Unlike in vanilla, sand cannot be used to create walls; it will fall over into piles until it is supported on at least three sides.
Sand varies in color to match the rock layer directly below it. This can be useful to determine when the surface rock layer changes along the ocean floor.
Sand can be used in Sluices, where it is more likely to return gems than ores. It will provide 20 soil when thrown into a sluice, or the block can be placed underneath a water source, in a river or ocean biome, and right clicked on with a Gold Pan.
Certain sands (Quartzite, Granite, Chert, Rhyollite, or Phyllite) are high in silica and can be used as an ingredient in Glassworking.
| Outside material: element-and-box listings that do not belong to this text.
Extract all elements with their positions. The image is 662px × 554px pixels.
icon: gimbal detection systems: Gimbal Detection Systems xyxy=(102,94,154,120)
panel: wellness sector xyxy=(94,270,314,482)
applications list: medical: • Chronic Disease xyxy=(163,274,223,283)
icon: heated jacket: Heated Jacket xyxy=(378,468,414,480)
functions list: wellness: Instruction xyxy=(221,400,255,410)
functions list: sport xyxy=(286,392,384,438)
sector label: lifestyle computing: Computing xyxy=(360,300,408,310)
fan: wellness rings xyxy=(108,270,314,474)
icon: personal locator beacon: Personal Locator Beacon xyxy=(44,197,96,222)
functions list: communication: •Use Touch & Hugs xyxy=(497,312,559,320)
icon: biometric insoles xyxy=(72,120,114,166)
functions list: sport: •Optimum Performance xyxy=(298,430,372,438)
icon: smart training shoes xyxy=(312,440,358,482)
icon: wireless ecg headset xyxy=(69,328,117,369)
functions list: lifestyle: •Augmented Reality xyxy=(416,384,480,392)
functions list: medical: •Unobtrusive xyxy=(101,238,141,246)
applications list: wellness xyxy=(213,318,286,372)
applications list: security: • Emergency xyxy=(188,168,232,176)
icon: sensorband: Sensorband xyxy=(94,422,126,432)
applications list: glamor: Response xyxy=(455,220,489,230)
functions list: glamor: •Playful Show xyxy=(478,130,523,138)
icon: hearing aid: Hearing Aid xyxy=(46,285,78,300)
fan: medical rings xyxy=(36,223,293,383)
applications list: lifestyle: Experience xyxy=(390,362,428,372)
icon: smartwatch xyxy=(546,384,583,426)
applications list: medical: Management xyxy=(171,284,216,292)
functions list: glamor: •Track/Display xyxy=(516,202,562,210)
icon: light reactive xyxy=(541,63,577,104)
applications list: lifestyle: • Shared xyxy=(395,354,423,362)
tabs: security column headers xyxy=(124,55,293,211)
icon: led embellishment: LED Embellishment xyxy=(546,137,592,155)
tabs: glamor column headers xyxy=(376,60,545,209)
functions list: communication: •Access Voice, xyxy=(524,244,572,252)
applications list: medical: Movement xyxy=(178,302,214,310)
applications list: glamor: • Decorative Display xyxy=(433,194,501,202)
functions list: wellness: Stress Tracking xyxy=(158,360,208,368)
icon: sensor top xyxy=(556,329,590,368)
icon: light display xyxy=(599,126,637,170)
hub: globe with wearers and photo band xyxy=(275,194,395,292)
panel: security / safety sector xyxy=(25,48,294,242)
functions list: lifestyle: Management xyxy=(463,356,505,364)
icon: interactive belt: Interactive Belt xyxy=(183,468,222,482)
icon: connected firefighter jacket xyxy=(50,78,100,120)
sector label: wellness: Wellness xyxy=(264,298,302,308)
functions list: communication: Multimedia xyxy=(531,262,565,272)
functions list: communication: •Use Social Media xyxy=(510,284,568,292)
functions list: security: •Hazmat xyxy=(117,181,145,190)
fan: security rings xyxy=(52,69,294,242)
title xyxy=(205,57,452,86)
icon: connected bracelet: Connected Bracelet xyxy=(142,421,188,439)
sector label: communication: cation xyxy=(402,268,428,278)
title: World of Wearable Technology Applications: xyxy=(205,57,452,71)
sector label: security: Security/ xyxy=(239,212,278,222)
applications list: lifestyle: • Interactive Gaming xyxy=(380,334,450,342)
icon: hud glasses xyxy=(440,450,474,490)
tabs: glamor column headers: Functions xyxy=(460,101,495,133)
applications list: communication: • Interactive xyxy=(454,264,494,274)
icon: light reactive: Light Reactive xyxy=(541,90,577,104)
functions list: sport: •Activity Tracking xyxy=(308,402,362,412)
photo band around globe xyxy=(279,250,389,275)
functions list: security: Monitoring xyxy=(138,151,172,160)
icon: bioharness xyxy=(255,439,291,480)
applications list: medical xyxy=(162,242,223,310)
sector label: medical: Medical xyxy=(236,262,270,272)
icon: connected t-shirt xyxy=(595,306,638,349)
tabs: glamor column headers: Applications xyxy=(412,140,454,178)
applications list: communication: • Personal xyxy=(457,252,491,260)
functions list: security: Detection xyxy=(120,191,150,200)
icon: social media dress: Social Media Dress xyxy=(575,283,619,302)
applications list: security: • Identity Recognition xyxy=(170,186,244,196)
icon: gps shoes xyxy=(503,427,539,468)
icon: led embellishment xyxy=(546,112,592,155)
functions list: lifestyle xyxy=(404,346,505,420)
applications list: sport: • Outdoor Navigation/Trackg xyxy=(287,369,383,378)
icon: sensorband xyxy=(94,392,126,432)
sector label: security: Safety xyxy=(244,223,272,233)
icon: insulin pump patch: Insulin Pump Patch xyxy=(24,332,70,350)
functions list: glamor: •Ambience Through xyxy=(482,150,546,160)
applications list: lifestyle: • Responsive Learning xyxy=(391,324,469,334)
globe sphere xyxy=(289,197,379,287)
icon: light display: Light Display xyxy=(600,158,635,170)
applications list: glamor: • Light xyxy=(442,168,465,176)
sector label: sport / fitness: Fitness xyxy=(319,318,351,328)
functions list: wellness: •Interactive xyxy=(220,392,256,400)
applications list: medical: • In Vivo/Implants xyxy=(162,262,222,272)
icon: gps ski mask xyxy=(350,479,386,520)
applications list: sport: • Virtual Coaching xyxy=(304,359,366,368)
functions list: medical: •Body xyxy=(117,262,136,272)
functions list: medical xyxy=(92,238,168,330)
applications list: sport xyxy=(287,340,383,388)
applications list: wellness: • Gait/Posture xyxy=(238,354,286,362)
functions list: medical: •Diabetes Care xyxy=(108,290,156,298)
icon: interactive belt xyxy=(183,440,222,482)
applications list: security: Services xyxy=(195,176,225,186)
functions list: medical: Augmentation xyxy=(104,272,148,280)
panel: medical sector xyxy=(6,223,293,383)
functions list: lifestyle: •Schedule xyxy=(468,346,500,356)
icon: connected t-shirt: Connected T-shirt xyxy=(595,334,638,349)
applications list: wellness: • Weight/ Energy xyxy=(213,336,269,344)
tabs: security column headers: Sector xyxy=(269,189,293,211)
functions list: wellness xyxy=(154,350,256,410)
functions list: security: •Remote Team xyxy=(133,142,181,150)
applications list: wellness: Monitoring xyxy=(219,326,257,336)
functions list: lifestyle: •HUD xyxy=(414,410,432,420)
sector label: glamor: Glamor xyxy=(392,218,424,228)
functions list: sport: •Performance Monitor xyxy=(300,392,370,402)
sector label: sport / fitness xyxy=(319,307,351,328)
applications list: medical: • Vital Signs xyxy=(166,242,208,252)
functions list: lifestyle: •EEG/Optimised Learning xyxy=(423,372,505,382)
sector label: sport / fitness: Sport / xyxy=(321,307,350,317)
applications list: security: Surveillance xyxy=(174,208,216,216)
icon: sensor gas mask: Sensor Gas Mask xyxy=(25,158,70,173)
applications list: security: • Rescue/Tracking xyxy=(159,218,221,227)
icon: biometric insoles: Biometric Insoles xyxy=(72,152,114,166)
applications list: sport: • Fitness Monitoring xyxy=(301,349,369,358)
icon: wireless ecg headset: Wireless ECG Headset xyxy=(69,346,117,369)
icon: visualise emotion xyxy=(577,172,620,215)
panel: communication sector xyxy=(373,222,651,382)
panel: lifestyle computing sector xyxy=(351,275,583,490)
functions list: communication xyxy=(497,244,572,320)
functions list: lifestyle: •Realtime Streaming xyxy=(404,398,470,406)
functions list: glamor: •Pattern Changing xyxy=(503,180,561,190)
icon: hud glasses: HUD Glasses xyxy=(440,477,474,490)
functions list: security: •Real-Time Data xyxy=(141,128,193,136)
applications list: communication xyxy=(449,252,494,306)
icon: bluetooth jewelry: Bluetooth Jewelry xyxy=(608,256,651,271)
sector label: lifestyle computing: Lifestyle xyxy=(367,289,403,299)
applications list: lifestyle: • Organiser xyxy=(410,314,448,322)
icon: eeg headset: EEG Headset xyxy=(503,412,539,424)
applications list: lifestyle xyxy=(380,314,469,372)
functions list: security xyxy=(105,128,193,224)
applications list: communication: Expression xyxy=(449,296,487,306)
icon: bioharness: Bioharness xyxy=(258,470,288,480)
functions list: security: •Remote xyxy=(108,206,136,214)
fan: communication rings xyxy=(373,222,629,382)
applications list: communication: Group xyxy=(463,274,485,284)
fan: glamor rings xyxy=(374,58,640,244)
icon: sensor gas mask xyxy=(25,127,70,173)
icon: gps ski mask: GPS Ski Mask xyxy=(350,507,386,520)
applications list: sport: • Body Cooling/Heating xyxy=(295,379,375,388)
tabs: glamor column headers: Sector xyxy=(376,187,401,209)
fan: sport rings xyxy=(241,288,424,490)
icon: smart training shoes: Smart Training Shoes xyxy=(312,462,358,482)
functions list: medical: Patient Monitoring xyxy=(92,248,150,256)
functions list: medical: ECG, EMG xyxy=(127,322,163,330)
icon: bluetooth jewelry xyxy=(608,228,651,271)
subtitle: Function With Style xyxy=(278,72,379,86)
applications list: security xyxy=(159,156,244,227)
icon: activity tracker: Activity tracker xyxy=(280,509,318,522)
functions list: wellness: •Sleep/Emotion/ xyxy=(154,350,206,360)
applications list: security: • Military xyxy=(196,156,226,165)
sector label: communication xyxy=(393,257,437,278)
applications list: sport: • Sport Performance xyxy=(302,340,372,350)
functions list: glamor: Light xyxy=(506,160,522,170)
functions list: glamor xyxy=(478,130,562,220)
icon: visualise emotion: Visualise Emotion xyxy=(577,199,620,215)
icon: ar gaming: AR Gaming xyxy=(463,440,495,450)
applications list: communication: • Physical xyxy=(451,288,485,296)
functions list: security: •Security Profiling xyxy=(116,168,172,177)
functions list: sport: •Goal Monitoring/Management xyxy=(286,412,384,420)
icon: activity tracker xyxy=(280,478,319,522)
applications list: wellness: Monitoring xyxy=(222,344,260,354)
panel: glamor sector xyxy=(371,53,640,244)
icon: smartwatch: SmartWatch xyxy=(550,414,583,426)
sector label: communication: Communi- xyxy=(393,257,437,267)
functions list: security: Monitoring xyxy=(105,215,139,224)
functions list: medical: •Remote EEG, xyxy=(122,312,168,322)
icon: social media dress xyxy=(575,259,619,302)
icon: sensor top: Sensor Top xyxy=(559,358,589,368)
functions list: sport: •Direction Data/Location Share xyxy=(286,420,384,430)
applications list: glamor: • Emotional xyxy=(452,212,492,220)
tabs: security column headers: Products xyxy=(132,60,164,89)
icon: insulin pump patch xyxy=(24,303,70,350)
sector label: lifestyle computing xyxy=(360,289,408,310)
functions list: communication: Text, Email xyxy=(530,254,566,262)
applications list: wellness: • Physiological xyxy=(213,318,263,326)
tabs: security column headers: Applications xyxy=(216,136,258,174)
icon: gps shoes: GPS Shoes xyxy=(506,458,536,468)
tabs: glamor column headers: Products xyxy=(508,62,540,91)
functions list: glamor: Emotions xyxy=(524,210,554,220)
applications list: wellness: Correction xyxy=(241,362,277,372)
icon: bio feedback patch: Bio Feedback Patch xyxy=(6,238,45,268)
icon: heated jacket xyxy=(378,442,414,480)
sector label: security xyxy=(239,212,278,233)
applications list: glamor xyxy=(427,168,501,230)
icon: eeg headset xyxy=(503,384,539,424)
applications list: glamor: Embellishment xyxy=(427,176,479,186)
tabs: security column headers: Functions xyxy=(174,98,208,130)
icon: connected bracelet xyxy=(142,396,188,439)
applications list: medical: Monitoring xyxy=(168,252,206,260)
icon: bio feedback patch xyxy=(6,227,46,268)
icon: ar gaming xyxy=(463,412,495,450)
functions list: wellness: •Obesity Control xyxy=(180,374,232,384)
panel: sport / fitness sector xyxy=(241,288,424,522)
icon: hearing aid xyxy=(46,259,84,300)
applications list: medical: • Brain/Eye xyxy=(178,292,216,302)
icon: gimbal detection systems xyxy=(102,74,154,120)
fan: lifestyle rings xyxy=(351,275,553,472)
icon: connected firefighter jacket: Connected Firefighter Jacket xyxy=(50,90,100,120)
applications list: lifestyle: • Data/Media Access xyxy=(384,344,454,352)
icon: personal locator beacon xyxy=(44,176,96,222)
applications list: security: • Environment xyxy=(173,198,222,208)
These Sands will display a tooltip indicating them as Silica Sand.
Gravel is found along riverbeds and oceans. It's primary use is in Sluices, where it is more likely to return ores than gems. It will provide 20 soil when thrown into a sluice, or the block can be placed underneath a water source, in a river or ocean biome, and right clicked on with a Gold Pan.
Peat spawns in dirt below or equal to a y-level of 146. It can be used as fuel in a fire-pit. Like dirt and clay, grass can grow on top of peat, therefore hiding the texture and making it harder to find.
Undergrowth, Shrubs, and Bushes
Undergrowth, Shrubs, and Bushes are small plants that drop sticks and straw when broken with an ax. There are two varieties of Undergrowth, one which is a leafy passable "carpet", while another is an impassable small plant. Undergrowth spawns in forests, while shrubs and bushes spawn more often in drier temperate areas. Like the second type of undergrowth, shrubs and bushes are impassable small plants. They serve to decorate the world and to round out the terrain.
Leaf litter spawns under trees. Trees will shed their leaves and regenerate Leaf Litter in autumn. Breaking leaf litter can yield Mushrooms, Sticks, or Feathers.